Ve parti rozetini yakasına takmaktan ve parti logosunu seçim afişlerinde kullanmaktan utanan adayları yapay zekanın hangi kritere göre aday yaptığı merak ediliyor.
***
Yapay zeka yerine kirli akılların dayatmasıyla aday oldukları bilinenler için de durum pek farklı değil…
“Ankara’nın hiçbir yerinde benim fotoğrafımı göremezsiniz, halkın parasıyla reklam yapmam” sözleriyle caka satan aday, şehrin dört bir yanını milletin parasıyla donatarak kendi reklamını yapmaktan çekinmiyor.

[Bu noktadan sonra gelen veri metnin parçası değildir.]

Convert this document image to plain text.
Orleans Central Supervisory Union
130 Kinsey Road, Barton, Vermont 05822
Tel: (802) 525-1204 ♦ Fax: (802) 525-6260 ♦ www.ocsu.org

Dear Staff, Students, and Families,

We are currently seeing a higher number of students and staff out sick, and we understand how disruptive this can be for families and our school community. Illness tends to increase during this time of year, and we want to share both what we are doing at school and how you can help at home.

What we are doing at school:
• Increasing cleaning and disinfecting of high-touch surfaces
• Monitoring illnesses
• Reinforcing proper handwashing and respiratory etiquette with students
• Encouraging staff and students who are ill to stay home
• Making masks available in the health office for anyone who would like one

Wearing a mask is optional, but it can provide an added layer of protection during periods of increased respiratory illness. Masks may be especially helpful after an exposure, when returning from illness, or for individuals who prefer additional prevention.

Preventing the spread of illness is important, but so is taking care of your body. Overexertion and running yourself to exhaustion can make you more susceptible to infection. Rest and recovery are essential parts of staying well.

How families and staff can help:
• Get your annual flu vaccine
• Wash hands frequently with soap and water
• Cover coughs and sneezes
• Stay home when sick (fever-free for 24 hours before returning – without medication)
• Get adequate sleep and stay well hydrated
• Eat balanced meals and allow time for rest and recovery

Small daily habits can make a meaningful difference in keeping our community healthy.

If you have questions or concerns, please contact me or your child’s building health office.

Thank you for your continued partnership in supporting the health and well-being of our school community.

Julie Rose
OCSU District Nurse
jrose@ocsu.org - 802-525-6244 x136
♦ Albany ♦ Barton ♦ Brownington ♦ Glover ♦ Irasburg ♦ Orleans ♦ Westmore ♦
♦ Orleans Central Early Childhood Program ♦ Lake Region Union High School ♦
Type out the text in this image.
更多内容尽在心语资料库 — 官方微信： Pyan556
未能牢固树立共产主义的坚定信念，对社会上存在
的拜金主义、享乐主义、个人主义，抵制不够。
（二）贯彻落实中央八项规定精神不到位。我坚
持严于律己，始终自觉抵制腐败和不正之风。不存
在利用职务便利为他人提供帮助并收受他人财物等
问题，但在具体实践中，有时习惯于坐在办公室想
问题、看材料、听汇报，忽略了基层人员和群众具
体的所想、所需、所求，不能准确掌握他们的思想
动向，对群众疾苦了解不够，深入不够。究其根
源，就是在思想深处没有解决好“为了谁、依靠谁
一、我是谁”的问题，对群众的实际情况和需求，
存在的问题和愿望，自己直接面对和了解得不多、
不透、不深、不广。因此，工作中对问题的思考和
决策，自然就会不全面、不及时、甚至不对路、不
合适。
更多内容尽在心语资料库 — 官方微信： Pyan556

5 yıldır görevde olduğu şehre tek bir çivi çakmayan adam “az laf çok iş” sloganıyla kampanya yürütüyor.
***
Görev süresi boyunca hiçbir hizmete imza atmayanların en çok hizmete imza atmayanı da, üstelik 6 Şubat asrın felaketinin yıl dönümünde kentsel dönüşüme karşı çıkıyor.
Onun İstanbul’u kazanması için olmazsa olmaz görülen DEM’le önce örtülü ittifak yapmak için tüm tuşlara basılıyor, örtülü oyun tutmayınca adına kent uzlaşısı denilen yeni senaryo devreye alınıyor.
***
İkiyüzlülüğün her türlüsünü sergileyerek 31 Mart akşamı alınacak seçim hezimetinin farkında olanlar yaşanan kan kaybını durdurmak için son çarelere başvuruyor.
Şaka gibi görünse de CHP’li adaylar “CHP’ye oy veremiyorsan sol elinle 6 oku kapat, sağ elinle bas ismimin üzerine mührü” tavsiyesinde bulunuyor.
CHP’lilerin CHP’den utandığı gerçeğine çare, 6 oku gizlemekte aranıyor.